Das Leben prägt das Wesen. Oder: Wenn ein Bart wächst.

Bild zum Thema Andere Welten

von  Fuchsiberlin

Unrasiert, mit einem Fünf Tage Bart, kauft er Brötchen beim Bäcker.
Was ein anderer denken könnte,  ist ihm in diesem Augenblick egal. Irgendjemand denkt so oder so genau das, was er denken will. Unabhängig davon, wie der andere von der Oberfläche her betrachtet wirkt.

Zuhause angekommen, starrt er minutenlang auf die schwarze Mattscheibe des Fernsehers im Off-Modus. Er wendet sich ab vom Tod des TV. Oder dem gewünschten Tod der Gedanken.

Nun nimmt er seine tägliche Dosis Antidepressiva zu sich. Auf dem Tisch wartet eine Entspannung vorgaukelnde Zigarettenpackung mitsamt Inhalt auf ihren Einsatz. Doch erst einmal beginnt er Fotos seiner Kindheit zu verbrennen. Aber die Bilder in seinem Kopf lassen sich nicht eliminieren.

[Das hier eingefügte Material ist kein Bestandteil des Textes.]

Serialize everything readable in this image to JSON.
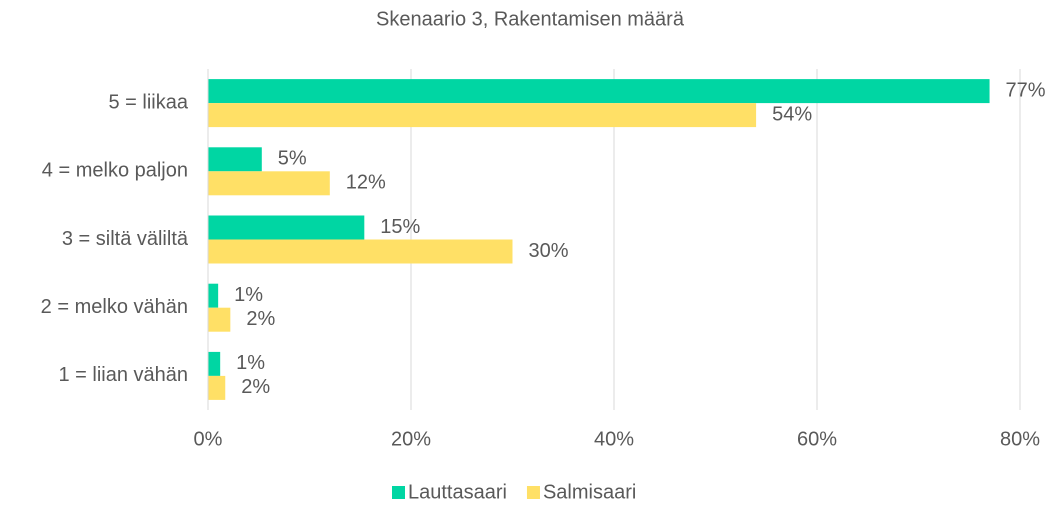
{
  "chart_data": {
    "type": "hbar",
    "title": "Skenaario 3, Rakentamisen määrä",
    "categories": [
      "5 = liikaa",
      "4 = melko paljon",
      "3 = siltä väliltä",
      "2 = melko vähän",
      "1 = liian vähän"
    ],
    "series": [
      {
        "name": "Lauttasaari",
        "color": "#00d6a3",
        "values": [
          77,
          5.3,
          15.4,
          1,
          1.2
        ],
        "value_labels": [
          "77%",
          "5%",
          "15%",
          "1%",
          "1%"
        ]
      },
      {
        "name": "Salmisaari",
        "color": "#ffe066",
        "values": [
          54,
          12,
          30,
          2.2,
          1.7
        ],
        "value_labels": [
          "54%",
          "12%",
          "30%",
          "2%",
          "2%"
        ]
      }
    ],
    "xlim": [
      0,
      80
    ],
    "xticks": [
      {
        "value": 0,
        "label": "0%"
      },
      {
        "value": 20,
        "label": "20%"
      },
      {
        "value": 40,
        "label": "40%"
      },
      {
        "value": 60,
        "label": "60%"
      },
      {
        "value": 80,
        "label": "80%"
      }
    ],
    "grid": true,
    "legend": "bottom"
  }
}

Er geht zum Spiegel. Schaut in das stumme Echo seines Wesens hinein. Ballt die Faust. Zerstört den Spiegel. Seine Augen wandern auf seine blutenden Hände. Tränen vermischen sich mit dem roten Ergebnis seiner Wut. Blutige Tränen. Er stillt diese. Danach schaltet er sein Handy ab. Verschließt die Tür. Isoliert sich nach außen hin. Das Selbstmitleid poltert wortreich in seinen Gedanken.

Fand seine Geburt einst aus der Erfüllung eines schönen Traums statt? Oder bedeutete das Pressen aus dem Unterleib der Mutter einen Albtraum für (fast) alle Beteiligten? Er glaubt, dass er das Ergebnis eines „Elternunfalls“ ist. Wie kann etwas in einem Schatten wachsen, was doch viel an Sonnenlicht benötigt? Wie kann etwas erblühen, wenn das Wasser verwehrt wird? Können Babys glauben? Wenn ja, so muss er als Baby einen Glauben entwickelt haben, der dem „Leben“ ein „Über“ davor setzte.
Eine Andersgläubigkeit vieler Betroffener.

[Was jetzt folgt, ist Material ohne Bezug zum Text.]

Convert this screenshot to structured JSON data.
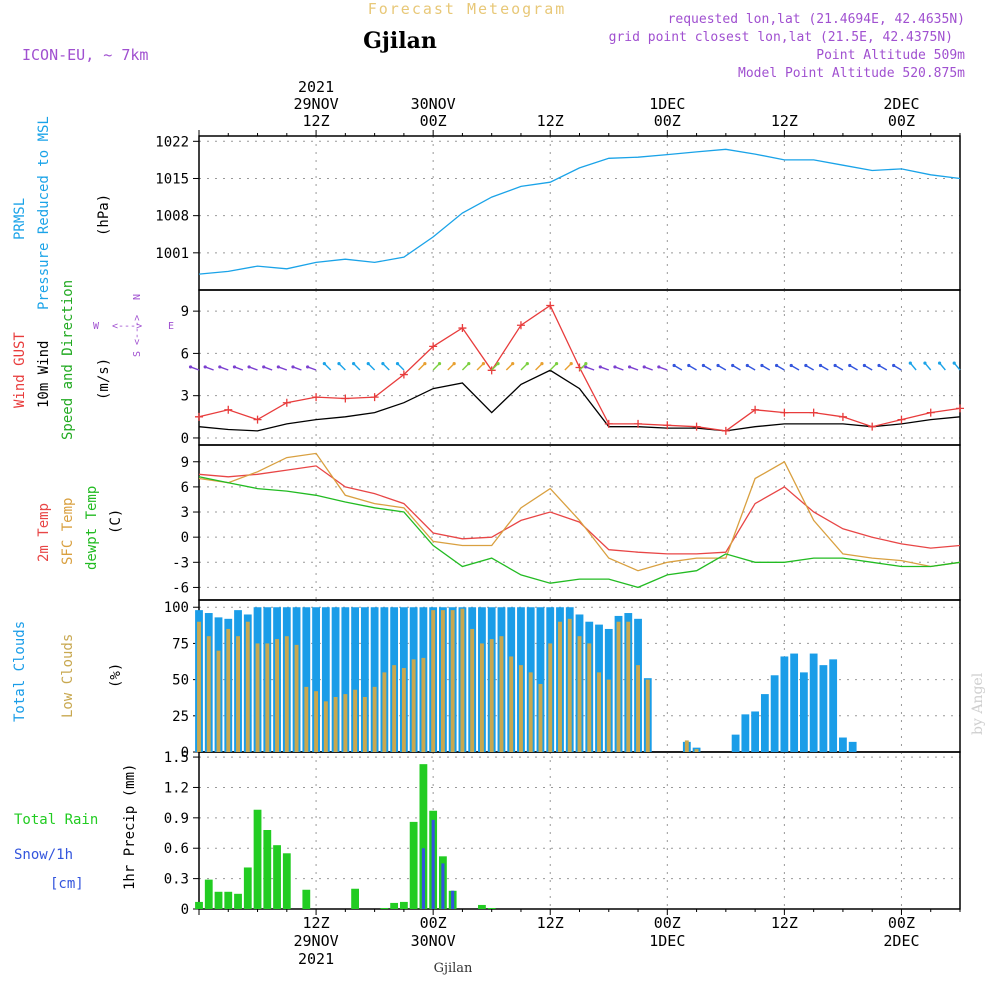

Die Eltern spielten ihre eigenen Melodien. Ließen diese eher nur für sich erklingen. Für die drei Kinder blieben traurige Tonreste übrig. Tragödien spielen sich oftmals hinter verschlossenen Türen ab. Ohne eine helfende Hand können diese tödlich enden. Für Kinder.

Zu lange wusste er nicht um seine Identität. Rückblickend betrachtet, war er oft nicht er selbst.
Gefühle und Gedanken verbarg er. Und beging, ohne es zu wollen und zu bemerken, einen Verrat an seinem (damals noch unergründlichen) Ich.

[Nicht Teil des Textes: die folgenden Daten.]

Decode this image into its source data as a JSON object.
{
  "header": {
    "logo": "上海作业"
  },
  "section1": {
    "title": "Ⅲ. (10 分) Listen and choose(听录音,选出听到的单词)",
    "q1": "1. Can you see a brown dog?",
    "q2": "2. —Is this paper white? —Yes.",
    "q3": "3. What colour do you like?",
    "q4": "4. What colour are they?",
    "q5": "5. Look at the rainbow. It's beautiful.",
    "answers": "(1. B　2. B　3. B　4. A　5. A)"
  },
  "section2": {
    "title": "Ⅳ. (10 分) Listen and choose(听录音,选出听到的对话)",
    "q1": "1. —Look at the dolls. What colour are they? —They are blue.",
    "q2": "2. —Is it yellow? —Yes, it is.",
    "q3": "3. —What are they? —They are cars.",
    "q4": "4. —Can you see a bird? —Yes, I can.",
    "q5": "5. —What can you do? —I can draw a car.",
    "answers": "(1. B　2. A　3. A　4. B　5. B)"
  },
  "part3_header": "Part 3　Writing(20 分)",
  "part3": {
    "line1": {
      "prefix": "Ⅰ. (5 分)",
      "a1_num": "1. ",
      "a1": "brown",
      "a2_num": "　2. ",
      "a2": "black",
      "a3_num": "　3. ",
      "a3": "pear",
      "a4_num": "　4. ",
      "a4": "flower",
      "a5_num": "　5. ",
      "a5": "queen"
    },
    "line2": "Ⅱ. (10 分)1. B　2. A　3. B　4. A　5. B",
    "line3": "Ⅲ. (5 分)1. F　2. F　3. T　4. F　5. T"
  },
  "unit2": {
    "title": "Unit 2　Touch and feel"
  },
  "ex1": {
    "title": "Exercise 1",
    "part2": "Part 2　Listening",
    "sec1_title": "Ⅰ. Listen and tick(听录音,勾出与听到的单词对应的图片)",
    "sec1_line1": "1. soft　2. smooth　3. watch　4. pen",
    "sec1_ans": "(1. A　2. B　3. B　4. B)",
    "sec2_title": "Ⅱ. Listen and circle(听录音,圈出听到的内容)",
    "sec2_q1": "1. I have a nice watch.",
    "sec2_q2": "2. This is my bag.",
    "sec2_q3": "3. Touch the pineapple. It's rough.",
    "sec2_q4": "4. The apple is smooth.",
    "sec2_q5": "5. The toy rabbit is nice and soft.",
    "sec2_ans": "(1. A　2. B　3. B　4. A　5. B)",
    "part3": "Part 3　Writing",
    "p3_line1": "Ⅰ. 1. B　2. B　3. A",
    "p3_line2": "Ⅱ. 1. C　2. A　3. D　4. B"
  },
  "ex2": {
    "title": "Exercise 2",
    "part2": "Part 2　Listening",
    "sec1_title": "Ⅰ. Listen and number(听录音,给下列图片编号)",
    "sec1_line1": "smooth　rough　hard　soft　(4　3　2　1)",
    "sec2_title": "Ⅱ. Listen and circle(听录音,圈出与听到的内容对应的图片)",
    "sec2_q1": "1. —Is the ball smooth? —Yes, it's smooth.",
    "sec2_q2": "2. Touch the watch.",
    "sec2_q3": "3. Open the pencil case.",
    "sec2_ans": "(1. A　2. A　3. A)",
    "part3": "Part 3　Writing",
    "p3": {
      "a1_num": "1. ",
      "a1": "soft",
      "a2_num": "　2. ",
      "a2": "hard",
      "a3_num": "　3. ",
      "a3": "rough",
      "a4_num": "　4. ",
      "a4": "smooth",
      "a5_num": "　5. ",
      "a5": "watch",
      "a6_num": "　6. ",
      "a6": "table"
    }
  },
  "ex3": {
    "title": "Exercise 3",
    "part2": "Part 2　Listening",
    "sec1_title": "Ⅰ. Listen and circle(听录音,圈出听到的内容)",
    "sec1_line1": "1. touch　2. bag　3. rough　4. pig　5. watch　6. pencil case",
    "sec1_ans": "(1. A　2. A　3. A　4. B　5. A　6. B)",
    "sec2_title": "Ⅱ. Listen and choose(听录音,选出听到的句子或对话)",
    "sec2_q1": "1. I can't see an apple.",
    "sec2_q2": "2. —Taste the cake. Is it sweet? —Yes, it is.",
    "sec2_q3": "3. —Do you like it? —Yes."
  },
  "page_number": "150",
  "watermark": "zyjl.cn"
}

Als er in der Pubertät den Weg ohne seine geliebte Schwester gehen musste, wurde er gekauft und irgendwie auch verkauft. Selbstverkauf. Seine kindliche Naivität bezahlte er teuer.
Und andere, Erwachsene, bezahlten nicht "nur" für sein kindliches Wesen.
Sie rechtfertigten damit ihren Missbrauch an ihm.

Es drohte die Gefahr einer ewigen Fahrt auf dem Riesenrad: Ein Anfang ohne Ende.
Zwischen einem Alles oder Nichts verlor er mehr als "nur" seine Kindheit.

Er blieb für zwei Jahre in einer dunklen Sackgasse stecken. Nur die kurzen Momente der scheinbaren Bestätigung, Aufmerksamkeit, des scheinbaren Ernst Nehmens seines Wesens, der ihm entgegengebrachten Wärme, die er glaubte, beim fremden Erwachsenen zu spüren, ließen ihn als Kind/Jugendlicher den Horror danach überstehen. Er begann dann nur noch körperlich zu funktionieren.
Von der Seele getrennt.

Wenn ein Leben in den Abgrund abdriftet, und du Höhenangst verspürst, ist der Aufstieg mehr als schwer. Die Liebe rettete ihn, damals …
Doch mit den seelischen Folgen des Traumas lebt er heute, als Erwachsener, so gut es ihm möglich ist.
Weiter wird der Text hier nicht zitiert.